Julie Holt and Adrienne Beck of the bureau presented updated evidence tied to the Lakeview (Kilgore) court findings and a set of current academic measures to the Education Committee on an adequacy study panel. Holt opened by recounting the Pulaski Chancery Court decision (Judge Kilgore, Feb. 2001) that was later affirmed as the Lakeview decision and said the court’s indicators included state test performance, educational‑attainment measures and financial data. Holt and Beck cautioned that changes in tests and accountability systems over the past three decades limit direct score comparisons across eras.
Holt traced Arkansas testing history from the ACTAP benchmark era through PARCC and a later move to ACT Aspire, and said participation changes—especially the expansion to universal ACT testing—affect state averages. She summarized long‑run, census‑based indicators: Arkansas remains below national averages in bachelor’s and graduate degree shares (bachelor’s ~25.3% vs. national ~35%; graduate/professional ~9.4%), while median household income and teacher salary rankings have improved modestly but remain below national medians.
Beck then presented 2022 NAEP results and recent statewide test measures. Key figures cited included 2022 NAEP proficiency for Arkansas fourth‑grade math (28% at or above proficient vs. 35% nationally) and fourth‑grade reading (30% vs. 32% nationally). On the ACT (class of 2023 eleventh graders), the statewide composite was reported near 18.2 (subject ranges roughly 17.6–18.6) with about 12% meeting all four college‑readiness benchmarks; bureau staff noted participation rates matter when comparing across states. Beck explained that ACT Aspire (grades 3–10) measures will be superseded by ATLAS and described two principal measures used for adequacy reporting: percent of students scoring “ready or exceeding” and a value‑added growth score where 80 is on target.

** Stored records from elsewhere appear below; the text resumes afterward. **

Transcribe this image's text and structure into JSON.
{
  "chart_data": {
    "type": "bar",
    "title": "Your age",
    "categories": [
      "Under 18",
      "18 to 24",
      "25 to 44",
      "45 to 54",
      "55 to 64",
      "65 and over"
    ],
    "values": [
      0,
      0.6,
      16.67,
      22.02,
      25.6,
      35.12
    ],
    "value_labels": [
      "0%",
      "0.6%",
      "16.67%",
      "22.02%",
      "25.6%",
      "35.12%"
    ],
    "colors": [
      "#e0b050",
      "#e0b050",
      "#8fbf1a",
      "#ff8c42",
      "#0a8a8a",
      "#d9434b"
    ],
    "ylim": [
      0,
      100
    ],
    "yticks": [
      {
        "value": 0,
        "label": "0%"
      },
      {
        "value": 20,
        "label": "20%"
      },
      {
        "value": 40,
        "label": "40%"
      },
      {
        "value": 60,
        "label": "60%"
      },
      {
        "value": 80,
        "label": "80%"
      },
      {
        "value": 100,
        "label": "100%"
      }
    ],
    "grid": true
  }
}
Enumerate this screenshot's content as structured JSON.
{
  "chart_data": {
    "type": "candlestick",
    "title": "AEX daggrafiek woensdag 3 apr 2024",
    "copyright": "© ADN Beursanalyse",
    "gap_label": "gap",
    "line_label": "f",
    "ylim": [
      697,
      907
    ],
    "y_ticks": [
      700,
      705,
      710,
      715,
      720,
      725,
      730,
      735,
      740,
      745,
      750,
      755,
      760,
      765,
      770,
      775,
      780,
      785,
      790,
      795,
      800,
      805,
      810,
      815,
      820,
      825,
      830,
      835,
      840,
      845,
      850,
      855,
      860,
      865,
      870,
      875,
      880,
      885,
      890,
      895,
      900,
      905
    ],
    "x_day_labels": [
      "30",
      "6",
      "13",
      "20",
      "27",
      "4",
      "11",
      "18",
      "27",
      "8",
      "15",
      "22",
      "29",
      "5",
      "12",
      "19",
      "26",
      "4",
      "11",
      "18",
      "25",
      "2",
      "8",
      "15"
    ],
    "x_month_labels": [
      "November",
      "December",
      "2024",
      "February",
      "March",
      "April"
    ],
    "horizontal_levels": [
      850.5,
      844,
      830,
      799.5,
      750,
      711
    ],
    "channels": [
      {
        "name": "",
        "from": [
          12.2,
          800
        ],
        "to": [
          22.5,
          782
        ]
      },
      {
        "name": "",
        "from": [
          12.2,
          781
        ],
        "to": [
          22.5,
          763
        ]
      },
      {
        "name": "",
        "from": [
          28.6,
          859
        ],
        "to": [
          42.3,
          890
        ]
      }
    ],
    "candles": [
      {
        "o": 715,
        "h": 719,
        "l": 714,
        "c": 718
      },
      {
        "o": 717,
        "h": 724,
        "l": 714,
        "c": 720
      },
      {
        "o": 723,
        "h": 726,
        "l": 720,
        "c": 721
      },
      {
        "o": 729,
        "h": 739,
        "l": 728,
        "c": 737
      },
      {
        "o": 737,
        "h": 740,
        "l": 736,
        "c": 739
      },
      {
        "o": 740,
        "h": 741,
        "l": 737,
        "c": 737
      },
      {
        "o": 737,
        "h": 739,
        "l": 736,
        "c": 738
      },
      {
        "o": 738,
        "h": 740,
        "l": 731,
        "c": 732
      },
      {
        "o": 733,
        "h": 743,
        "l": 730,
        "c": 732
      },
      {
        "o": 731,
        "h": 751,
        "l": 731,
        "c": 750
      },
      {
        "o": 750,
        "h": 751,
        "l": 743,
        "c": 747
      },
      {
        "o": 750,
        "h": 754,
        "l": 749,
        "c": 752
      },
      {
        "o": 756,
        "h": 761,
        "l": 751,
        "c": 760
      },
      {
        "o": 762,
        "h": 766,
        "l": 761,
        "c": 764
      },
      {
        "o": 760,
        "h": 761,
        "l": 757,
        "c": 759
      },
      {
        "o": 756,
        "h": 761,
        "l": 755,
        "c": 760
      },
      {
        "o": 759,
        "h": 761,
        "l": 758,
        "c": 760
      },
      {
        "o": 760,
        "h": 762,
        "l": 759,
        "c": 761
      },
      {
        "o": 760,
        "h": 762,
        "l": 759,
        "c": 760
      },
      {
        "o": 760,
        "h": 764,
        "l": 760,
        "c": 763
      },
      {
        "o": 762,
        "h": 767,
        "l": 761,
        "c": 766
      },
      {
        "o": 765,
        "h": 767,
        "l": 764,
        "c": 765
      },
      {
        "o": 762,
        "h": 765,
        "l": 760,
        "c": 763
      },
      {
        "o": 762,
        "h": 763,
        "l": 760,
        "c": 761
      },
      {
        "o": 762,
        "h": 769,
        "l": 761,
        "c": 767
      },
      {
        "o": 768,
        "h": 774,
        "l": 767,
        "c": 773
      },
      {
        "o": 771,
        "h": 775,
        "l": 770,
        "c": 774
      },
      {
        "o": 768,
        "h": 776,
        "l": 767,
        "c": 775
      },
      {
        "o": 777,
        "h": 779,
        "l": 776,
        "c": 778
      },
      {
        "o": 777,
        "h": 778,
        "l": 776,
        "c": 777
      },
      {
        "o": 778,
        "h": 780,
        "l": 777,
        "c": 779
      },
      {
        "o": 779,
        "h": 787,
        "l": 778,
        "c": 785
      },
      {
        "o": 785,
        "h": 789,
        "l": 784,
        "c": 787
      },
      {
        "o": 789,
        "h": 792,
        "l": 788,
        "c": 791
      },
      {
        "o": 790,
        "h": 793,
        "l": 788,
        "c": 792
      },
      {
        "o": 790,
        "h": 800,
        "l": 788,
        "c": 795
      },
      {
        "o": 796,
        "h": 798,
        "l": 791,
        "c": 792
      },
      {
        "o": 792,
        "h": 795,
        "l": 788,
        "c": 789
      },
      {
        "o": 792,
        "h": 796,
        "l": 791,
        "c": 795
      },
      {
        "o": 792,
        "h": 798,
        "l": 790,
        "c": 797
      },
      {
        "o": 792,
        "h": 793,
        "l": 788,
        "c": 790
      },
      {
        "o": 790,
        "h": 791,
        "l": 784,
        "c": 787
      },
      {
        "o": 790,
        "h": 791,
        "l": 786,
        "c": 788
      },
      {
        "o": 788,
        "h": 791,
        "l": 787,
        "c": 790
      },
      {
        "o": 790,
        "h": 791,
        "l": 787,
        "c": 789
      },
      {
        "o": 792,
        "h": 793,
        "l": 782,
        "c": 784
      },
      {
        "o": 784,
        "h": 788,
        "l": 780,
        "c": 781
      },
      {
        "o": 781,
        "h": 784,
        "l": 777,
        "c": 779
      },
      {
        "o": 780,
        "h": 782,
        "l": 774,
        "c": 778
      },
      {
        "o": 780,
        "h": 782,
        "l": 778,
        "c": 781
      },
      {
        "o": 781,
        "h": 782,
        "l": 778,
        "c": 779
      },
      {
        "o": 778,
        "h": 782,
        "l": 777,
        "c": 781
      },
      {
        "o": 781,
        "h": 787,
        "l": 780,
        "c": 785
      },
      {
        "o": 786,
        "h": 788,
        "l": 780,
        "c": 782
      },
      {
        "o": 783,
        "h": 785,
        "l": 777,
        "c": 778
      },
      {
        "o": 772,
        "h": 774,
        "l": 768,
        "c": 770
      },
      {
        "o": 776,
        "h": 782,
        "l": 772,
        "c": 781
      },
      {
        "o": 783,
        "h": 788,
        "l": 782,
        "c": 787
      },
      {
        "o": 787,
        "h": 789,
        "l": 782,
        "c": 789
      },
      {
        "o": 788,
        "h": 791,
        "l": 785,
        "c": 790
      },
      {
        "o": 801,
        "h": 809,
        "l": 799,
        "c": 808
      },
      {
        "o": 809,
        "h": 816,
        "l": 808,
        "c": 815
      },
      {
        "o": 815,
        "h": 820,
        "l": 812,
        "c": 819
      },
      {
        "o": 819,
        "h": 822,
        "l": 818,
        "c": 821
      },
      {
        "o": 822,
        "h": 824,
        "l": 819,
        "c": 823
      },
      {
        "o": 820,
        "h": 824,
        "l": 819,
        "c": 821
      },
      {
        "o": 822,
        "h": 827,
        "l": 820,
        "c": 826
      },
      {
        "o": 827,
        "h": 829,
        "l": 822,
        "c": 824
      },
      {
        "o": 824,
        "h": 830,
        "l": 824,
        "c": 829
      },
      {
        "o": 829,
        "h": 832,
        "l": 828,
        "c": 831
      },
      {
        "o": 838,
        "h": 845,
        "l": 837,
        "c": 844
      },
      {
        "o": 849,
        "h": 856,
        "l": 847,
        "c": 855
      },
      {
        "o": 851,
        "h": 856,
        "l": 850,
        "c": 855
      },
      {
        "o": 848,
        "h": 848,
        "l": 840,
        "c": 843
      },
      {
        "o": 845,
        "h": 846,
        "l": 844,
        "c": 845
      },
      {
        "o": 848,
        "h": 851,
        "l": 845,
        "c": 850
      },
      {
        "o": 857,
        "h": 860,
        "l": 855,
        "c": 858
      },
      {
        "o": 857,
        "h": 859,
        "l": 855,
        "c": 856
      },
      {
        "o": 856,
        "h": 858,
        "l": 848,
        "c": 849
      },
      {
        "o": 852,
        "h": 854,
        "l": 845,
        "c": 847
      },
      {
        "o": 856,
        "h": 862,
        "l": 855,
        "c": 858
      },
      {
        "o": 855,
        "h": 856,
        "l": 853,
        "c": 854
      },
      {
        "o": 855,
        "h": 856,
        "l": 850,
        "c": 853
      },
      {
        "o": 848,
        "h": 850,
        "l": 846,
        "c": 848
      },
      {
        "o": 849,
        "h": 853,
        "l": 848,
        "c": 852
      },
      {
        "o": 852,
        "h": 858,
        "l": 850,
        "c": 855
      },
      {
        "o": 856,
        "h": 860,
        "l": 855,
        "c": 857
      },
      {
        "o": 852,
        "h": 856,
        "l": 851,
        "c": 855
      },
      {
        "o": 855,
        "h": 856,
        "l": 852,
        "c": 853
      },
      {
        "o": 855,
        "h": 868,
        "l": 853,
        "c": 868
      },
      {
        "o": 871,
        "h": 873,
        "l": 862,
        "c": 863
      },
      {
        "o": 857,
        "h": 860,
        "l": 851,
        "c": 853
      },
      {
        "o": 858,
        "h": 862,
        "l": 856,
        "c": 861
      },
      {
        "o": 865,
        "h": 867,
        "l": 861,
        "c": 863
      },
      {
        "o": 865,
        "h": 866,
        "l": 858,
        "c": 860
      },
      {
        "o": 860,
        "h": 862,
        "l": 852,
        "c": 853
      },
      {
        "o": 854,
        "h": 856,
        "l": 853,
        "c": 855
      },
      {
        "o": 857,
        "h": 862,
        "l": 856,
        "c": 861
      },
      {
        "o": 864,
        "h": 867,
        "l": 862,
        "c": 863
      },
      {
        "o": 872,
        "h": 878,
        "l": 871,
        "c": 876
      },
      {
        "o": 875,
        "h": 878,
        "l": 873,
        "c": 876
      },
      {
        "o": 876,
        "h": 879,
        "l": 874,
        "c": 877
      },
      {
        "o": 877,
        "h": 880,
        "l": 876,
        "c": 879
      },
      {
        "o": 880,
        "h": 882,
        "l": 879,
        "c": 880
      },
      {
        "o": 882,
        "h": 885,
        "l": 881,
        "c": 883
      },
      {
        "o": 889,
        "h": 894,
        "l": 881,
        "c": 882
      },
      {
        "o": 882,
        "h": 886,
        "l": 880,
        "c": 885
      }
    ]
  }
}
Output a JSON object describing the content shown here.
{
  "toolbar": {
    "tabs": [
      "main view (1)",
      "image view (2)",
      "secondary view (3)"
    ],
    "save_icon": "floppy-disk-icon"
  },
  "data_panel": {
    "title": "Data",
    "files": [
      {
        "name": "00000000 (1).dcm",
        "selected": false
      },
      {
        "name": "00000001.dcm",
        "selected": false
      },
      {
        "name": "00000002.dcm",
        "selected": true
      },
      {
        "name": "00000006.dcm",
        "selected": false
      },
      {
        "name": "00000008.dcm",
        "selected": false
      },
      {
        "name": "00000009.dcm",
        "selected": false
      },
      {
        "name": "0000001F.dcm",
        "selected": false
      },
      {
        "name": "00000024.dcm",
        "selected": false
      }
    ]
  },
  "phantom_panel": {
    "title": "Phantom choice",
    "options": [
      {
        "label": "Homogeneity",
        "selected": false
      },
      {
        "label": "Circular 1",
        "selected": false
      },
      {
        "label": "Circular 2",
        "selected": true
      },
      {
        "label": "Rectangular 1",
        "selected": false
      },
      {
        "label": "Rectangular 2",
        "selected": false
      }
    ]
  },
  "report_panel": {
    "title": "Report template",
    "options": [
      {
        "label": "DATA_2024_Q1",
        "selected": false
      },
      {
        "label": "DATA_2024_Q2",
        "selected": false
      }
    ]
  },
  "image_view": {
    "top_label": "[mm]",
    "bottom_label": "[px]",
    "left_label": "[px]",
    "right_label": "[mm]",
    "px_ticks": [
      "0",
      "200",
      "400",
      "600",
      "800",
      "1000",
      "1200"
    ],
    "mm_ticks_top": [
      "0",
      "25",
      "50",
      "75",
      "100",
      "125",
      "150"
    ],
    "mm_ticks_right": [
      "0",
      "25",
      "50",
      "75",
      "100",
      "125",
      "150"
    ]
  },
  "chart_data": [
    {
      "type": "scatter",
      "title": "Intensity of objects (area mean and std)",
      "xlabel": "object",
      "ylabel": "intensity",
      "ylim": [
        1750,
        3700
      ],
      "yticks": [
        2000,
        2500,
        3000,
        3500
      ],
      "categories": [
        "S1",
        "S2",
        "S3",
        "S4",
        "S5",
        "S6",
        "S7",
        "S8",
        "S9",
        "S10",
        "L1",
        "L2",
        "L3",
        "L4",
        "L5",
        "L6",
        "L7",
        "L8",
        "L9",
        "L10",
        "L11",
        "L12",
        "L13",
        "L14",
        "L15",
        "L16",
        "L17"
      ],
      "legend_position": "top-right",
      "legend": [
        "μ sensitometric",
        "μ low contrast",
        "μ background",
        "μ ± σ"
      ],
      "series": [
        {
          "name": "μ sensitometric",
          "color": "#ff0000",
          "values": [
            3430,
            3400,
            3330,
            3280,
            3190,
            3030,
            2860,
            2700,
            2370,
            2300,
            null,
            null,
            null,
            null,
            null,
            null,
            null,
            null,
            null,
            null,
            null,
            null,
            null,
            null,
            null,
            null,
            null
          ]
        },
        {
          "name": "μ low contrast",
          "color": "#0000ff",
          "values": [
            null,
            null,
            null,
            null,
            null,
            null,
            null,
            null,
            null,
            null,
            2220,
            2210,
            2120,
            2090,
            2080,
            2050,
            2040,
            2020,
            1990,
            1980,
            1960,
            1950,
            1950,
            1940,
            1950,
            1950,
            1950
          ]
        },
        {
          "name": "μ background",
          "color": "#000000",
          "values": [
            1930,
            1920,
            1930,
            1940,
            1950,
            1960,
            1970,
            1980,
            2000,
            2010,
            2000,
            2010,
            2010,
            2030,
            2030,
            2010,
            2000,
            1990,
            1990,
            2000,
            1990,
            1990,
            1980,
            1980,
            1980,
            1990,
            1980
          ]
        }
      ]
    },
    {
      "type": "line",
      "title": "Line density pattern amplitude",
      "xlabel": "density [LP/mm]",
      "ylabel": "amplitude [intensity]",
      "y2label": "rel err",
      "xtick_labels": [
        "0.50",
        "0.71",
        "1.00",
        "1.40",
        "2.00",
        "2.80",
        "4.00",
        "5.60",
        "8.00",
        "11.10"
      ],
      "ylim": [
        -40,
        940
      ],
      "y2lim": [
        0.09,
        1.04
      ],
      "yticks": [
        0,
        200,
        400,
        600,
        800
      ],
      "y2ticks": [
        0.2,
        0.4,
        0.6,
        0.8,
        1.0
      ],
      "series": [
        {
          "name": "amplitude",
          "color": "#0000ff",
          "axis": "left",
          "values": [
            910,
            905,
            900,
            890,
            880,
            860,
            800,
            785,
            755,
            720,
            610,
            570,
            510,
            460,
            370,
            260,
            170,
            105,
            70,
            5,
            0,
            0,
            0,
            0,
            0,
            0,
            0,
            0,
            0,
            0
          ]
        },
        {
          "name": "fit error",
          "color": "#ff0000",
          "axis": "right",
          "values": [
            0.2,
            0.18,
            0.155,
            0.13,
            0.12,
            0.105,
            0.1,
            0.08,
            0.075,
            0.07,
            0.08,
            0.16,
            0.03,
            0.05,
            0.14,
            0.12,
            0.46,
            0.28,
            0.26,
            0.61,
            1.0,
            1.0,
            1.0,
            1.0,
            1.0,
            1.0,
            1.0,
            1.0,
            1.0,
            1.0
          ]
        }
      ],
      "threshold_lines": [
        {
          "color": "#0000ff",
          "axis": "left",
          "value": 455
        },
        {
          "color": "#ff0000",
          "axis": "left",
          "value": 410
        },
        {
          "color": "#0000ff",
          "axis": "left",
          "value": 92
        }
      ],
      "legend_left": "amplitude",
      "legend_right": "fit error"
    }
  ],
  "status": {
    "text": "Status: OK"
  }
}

Bureau staff highlighted subgroup findings: ELL, NSL (National School Lunch), ALE, and students with disabilities show lower readiness percentages—examples included ALE students at roughly 5% ready in math and 9% in ELA, ELL students about 7% ready in ELA and 14% in math in 2023, and students with disabilities roughly 6% (ELA) and 10% (math) ready in 2023—while growth scores for many groups hovered near the 80 on‑target benchmark. The 4‑year graduation rate was cited at 89% in 2023 (compared with a national average cited from NCES of 87% in the latest available national data).
Committee members asked for additional context and follow‑up data. Questions included: the cost‑of‑living index used for interstate income comparisons (Holt said her team uses the Missouri‑produced index and would provide specifics), whether NAEP and state trend patterns represent longitudinal cohorts or snapshots (staff said many displays are snapshots but the department can provide more detailed cohort analyses), how ALE programs are monitored and compared across states, and whether ACT/college‑readiness figures correlate with actual remediation rates in higher education (staff said longitudinal tracking from K–12 to higher education is not available in their datasets but could be pursued through other agencies). Staff committed to email exhibits and follow up on specific indices and cross‑state program comparisons.